Le drame  sécuritaire et humanitaire au Kivu et aujourd’hui dans l’Equateur nous préoccupe au plus haut point. Cette extension meurtrière est un signe que tout observateur intéressé par la question congolaise est appelé à interpréter comme un présage d’une montée en puissance de la réalisation d’un plan concerté pour continuer à mettre à genoux notre patrie et humilier davantage son peuple. Nous prenons à témoin l’opinion nationale et internationale que votre gouvernement apporte sa caution à des situations qui révoltent tout être épris d’humanité. Pour preuve, nous rapportons ici les propos du Porte parole de votre gouvernement, en la personne de Monsieur Lambert Mende qui affirme, contre la réalité du terrain que «  la situation est sous contrôle en Equateur, et que l’autorité est effective dans le Nord Kivu ». Dans le Kivu, le retour massif et incontrôlé des « réfugiés congolais » en provenance du Rwanda, ne disposant d’aucun document pouvant réellement attester de leur statut de réfugiés au Rwanda ainsi que de leur nationalité congolaise, aura des conséquences terribles dont vous serez seul responsable devant l’histoire.

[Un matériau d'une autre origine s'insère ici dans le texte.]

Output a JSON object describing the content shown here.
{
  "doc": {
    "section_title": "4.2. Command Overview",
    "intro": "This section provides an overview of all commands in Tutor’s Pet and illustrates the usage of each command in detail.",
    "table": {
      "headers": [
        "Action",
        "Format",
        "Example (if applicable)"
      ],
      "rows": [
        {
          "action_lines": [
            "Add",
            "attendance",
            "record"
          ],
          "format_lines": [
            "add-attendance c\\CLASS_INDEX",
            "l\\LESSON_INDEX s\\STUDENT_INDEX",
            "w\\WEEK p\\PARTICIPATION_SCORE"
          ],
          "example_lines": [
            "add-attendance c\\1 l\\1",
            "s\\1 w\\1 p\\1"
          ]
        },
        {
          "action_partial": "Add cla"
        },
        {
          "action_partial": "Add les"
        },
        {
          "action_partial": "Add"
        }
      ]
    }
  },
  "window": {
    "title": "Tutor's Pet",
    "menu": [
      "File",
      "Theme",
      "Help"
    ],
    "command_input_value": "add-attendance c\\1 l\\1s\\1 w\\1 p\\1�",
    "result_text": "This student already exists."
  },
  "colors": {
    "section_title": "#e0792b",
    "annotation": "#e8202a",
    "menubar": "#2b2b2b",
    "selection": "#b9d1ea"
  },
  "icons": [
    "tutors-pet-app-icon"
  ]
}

Dans l’Equateur, contrairement aux allégations de votre gouvernement, la situation n’est guère rassurante. Les insurgés dits « Patriotes Résistants de Dongo » font état de la présence de troupes rwandaises dans la région. Ces troupes seraient venues prêter mains fortes à l'armée congolaise. Si cela devait se confirmer, ce qui ne serait pas une première, point ne serait besoin de prêter des lunettes même aux aveugles pour dire que nous assistons à la décimation du peuple congolais et la confiscation de son destin par le pouvoir de l’étranger.

 

Nous vous sommons, Monsieur « Joseph Kabila Kabange » de mettre un terme de la manière la plus humaine à cette situation, étant entendu que vous vous présentez comme le garant de l’ordre et de la sécurité en République « démocratique » du Congo.

 

Le dernier rapport hebdomadaire du Bureau conjoint de coordination des Affaires humanitaires des Nations unies en RDC (OCHA), présente un tableau sombre et particulièrement alarmant de la ville de Dongo. Il existe aujourd’hui des forts risques de maladies en raison de la présence de plusieurs cadavres en décomposition dans les rues de cette agglomération. Au vu de cette situation et pour se protéger des affections possibles subséquentes à cette insalubrité, les populations, craignant pour leur sécurité et leur santé, refusent légitimement de regagner leurs villages. Or, que dit votre gouvernement ? Par la bouche du même sieur Lambert Mende : « On va cesser de distribuer l’aide dans les camps des réfugiés pour amener les gens à rentrer chez eux », tout en reconnaissant que les cadavres en putréfaction à l’air libre constituent un problème pour la population. Cherchez l’erreur !

 

Votre gouvernement et vous-même portez une responsabilité écrasante à l’égard de ces populations déplacées qui souffrent déjà très durement et se retrouvent sans secours ni soutien. Votre lecture des événements tragiques dans l’Equateur est biaisée par votre souci obsessionnel de protéger votre pouvoir à tout prix. Cette attitude cruelle à l’égard de ces filles et fils du Congo a un nom : non-assistance à personnes en danger. Dans cette optique, il existe bien un risque de glissement de cette non-assistance à personnes en danger vers un crime contre l’humanité, si la situation de ces populations venait à s’aggraver par la décision de votre gouvernement de couper les vivres à des populations en détresse.

 

De manière constante et répétée, Monsieur Lambert Mende s’est fait le champion de la négation et de la banalisation des crimes contre l’humanité commis sur les populations congolaises. Or, minimiser des crimes commis ou à commettre tombe sous la désignation d’apologie de violations des droits humains, ce qui constitue en soi un crime contre l’humanité. Qui vivra verra. Wait and see.

 

Le Congo n’a qu’un seul destin: être GRAND.